A report prepared for the meeting by the Merseyside Waste Disposal Authority (MWDA) reads: “Members will recall that at the authority meeting on 18 October 2019, a motion was proposed and approved that requested a report be brought back to the authority setting out options for the early delivery of food waste collections across the city region.

“The motion asked the chief executive to work with the senior officers working group of Liverpool city region’s waste collection authorities to identify the options that are available for the delivery of a food waste collection service and to approach Defra over access to funding for any early adoption of a collection pilot.”

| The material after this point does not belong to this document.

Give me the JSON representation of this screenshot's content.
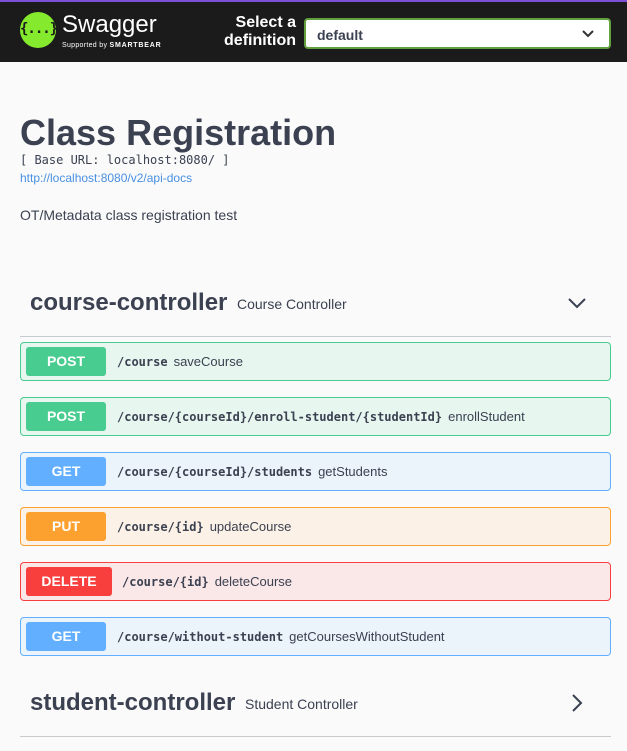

The overall cost of introducing the service has been estimated at £10,767,000. The project would require both revenue and capital funding, and the Authority said it hopes to introduce a pilot soon.

There are 617,000 households in Liverpool that would require a weekly food waste collection service.


The report suggests the most appropriate vehicle to be used to collect the food waste would be a specialised 7.5 tonne plastic bodied vehicle with a 2.75 tonne payload.

It is assumed some 21,000 tonnes of food waste per year would be collected from the 617,000 households in Liverpool

It is estimated the collection would require 41 rounds, with each daily round passing 3,100 properties.

The cost of the fleet – based on traditional diesel vehicles – is estimated at £2,916,000.

The senior officers working group (SOWG) of Liverpool city region’s waste collection authorities suggested a fleet of vehicles that used diesel as a fuel would not be suitable.

Therefore, though it may prove more costly, options to procure alternatively fuelled vehicles are to be explored.


Each household would be provided with an internal kitchen caddy with a capacity of five to seven litres. Caddy liners would also be provided.

The caddies are expected to cost the council £888,000 and the liners £821,000.

An external food bin with a 23 to 25 litre capacity would be provided to allow households to present their food waste at the kerbside each week.

These bins are expected to cost £1,958,000.

Different systems for weekly kerbside collections will be developed for the region’s 73,000 non-standard properties, and this may include a 120-litre communal bin, or even something larger.